Green light for Lancashire advanced manufacturing facility
9 January 2020
A new £20 million state-of-the-art manufacturing research facility has been given the go ahead in Lancashire to enhance the region’s manufacturing base and work with local supply chains.
A new £20 million state-of-the-art manufacturing research facility has been given the go ahead in Lancashire to enhance the region’s manufacturing base and work with local supply chains.
The world-leading University of Sheffield Advanced Manufacturing Research Centre (AMRC) has been given permission to build the new research facility in Samlesbury, in the heart of Lancashire’s aerospace and advanced manufacturing cluster.
The 4,500m2 ‘AMRC North West’ facility will focus on vehicle electrification, battery assembly and light weighting technologies. The building will house machine tools, additive and hybrid manufacturing, automated assembly, robotics, autonomous manufacturing processes and systems, and other related technologies.
A high-performing technical R&D team will be based at the site to work with manufacturing companies and their supply chains. The team is currently operating from interim facilities provided by the University of Central Lancashire (UCLan), where it is already working with more than 65 SME manufacturers as part of its remit to enhance the region’s manufacturing base.

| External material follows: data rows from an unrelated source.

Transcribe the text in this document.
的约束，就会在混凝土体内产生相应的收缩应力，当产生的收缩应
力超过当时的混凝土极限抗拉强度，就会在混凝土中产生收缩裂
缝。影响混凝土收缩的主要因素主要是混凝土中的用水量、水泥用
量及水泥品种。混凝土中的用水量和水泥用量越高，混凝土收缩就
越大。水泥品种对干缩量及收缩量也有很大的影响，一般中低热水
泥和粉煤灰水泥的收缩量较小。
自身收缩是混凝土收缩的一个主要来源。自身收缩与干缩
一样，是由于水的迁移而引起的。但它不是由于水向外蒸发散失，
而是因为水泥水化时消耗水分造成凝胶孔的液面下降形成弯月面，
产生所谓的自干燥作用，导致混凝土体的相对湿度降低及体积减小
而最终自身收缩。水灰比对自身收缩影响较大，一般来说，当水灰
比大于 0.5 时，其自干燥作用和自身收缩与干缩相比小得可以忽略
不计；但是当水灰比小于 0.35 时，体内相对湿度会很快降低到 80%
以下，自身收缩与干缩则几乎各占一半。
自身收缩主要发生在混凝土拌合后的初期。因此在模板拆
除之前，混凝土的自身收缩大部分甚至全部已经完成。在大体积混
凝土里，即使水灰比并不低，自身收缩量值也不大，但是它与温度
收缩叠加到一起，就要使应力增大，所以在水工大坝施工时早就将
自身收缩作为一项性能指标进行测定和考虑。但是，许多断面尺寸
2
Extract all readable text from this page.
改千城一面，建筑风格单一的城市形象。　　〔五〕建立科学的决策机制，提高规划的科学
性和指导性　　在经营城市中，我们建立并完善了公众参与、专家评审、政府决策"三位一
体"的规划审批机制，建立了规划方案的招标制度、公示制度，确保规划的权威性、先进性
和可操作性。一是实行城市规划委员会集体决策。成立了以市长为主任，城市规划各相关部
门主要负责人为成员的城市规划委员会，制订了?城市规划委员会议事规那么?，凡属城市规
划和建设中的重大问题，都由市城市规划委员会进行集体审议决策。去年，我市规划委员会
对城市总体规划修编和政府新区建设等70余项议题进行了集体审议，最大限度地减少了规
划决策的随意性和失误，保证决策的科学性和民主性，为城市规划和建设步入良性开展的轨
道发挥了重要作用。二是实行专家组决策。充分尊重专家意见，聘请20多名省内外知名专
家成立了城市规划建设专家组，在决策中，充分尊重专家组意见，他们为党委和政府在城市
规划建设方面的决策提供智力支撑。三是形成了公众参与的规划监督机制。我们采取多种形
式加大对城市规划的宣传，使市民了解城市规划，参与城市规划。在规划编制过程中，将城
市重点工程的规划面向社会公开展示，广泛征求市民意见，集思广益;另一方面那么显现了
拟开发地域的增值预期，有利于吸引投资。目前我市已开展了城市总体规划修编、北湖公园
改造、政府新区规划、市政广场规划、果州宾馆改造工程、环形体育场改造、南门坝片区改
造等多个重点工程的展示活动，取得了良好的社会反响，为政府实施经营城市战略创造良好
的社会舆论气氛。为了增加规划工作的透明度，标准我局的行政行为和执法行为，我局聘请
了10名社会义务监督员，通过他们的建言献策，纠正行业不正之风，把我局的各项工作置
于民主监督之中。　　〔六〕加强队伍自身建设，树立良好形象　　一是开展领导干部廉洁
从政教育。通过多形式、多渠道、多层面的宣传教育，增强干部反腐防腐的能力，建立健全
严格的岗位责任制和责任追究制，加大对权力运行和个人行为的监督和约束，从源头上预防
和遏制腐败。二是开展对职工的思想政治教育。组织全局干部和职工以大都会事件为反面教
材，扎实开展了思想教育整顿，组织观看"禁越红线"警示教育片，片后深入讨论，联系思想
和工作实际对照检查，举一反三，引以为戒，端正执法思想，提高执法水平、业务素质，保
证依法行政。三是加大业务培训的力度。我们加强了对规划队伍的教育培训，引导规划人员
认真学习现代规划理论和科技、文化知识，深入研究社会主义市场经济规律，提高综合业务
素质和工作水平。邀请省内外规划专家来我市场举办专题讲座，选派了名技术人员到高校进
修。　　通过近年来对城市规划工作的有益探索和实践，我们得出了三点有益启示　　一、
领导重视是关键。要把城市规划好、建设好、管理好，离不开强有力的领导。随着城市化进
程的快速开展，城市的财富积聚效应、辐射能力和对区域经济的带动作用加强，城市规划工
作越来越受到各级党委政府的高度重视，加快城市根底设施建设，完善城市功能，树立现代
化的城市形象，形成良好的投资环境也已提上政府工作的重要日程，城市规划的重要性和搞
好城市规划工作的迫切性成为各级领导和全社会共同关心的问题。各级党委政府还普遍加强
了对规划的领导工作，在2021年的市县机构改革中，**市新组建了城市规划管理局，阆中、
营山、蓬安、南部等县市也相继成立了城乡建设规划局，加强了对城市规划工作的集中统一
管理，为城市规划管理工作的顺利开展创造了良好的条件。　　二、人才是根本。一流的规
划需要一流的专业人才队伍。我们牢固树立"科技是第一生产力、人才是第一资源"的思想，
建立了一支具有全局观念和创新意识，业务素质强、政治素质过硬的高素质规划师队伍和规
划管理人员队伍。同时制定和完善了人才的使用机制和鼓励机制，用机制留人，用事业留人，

Melissa Conlon, Commercial Director for University of Sheffield AMRC North West, said:
“Our mission is to ensure that Lancashire and the North becomes the engine room of the fourth industrial revolution, harnessing the latest digital technologies, from robotics and automation to artificial intelligence and augmented reality, to support the transition to a low carbon economy, accelerate the move to transport electrification, drive up productivity, improve the competitiveness of indigenous industries and make the region a magnet for global manufacturing brands to invest.”
Steve Fogg, Chairman of the Lancashire Local Enterprise Partnership (LEP), which helped to fund the project, added:
“We expect considerable synergies between the AMRC and the growing number of top-class, high-tech facilities that are already [nearby] and it will also complement UCLan’s Engineering Innovation Centre.”